(81a) A Lattice Model of Silica Polymerization

We have developed a lattice model to describe the gelation transition in sol-gel synthesis and other process for silica material synthesis. In this model, we have used an atomic representation of silica monomer where the silica tetrahedra occupies a unit cell in the lattice with silicon atom located at the center and hydroxyl groups on the vertices. This lattice model has proved useful in understanding a great variety of materials formation processes such as silica polymerization at low pH, silica crystallization into microporous materials, and formation of surfactant-templated mesoporous materials. However, the transition from silica gel at low pH to nanoparticles at high pH remains poorly understood. To address this, we have adopted a coarse grained representation of the charge balancing species (cation) which occupy sites on the lattice with excluded volume. Silica condensation/hydrolysis is represented as the overlap of hydroxyl groups, from two different silica monomers. We have also included a simplified version of the electrostatic interaction of the cation with the silica molecule.

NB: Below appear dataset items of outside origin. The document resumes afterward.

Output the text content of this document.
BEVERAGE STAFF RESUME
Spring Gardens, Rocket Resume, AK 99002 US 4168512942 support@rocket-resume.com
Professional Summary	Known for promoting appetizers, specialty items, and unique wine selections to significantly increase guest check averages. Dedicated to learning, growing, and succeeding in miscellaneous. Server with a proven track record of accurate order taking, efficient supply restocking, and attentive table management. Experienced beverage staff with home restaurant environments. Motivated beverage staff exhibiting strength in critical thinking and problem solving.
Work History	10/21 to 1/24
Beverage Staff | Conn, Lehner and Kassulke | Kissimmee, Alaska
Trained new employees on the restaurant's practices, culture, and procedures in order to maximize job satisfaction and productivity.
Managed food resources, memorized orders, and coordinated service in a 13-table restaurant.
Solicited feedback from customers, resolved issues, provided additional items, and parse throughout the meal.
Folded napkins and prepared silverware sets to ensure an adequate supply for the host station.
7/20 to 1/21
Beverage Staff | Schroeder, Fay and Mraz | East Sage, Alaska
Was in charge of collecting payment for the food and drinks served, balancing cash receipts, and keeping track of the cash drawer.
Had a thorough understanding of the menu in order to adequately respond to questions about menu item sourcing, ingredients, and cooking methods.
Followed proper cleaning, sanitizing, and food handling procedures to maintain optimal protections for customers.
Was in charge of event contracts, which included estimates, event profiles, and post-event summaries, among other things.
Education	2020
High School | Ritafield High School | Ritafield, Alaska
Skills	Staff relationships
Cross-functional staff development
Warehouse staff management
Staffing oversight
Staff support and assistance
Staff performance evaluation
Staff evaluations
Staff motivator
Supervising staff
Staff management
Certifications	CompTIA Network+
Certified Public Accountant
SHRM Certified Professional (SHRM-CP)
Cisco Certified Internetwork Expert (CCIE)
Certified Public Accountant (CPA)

Such an approach has enabled us to study silica polymerization over the pH spectrum. At zero concentration of the cation, which represents the iso-electric point of silica (pH=2), we have obtain a gel. In this region large cluster percolates the system. Whereas at high cation concentration we have observed nanoparticles that have a core-shell structure with silica in the core surrounded by a shell of cations.
At intermediate values of the cation concentration, we have observed a gelation transition. This region is marked by decrease plateau regime in the average cluster size of the particles around 3 nm, in good agreement with experiment findings. During the transition, the cations start populating the surface of the gel, prohibiting further polymerization. As the concentration of the cations is increased further, larger particles break up into smaller particles. We are in the process of developing a structural descriptor that would be useful in studying the transition. Future work is required to determine the detailed structure of these core-shell nanoparticles, and how they transform to zeolites.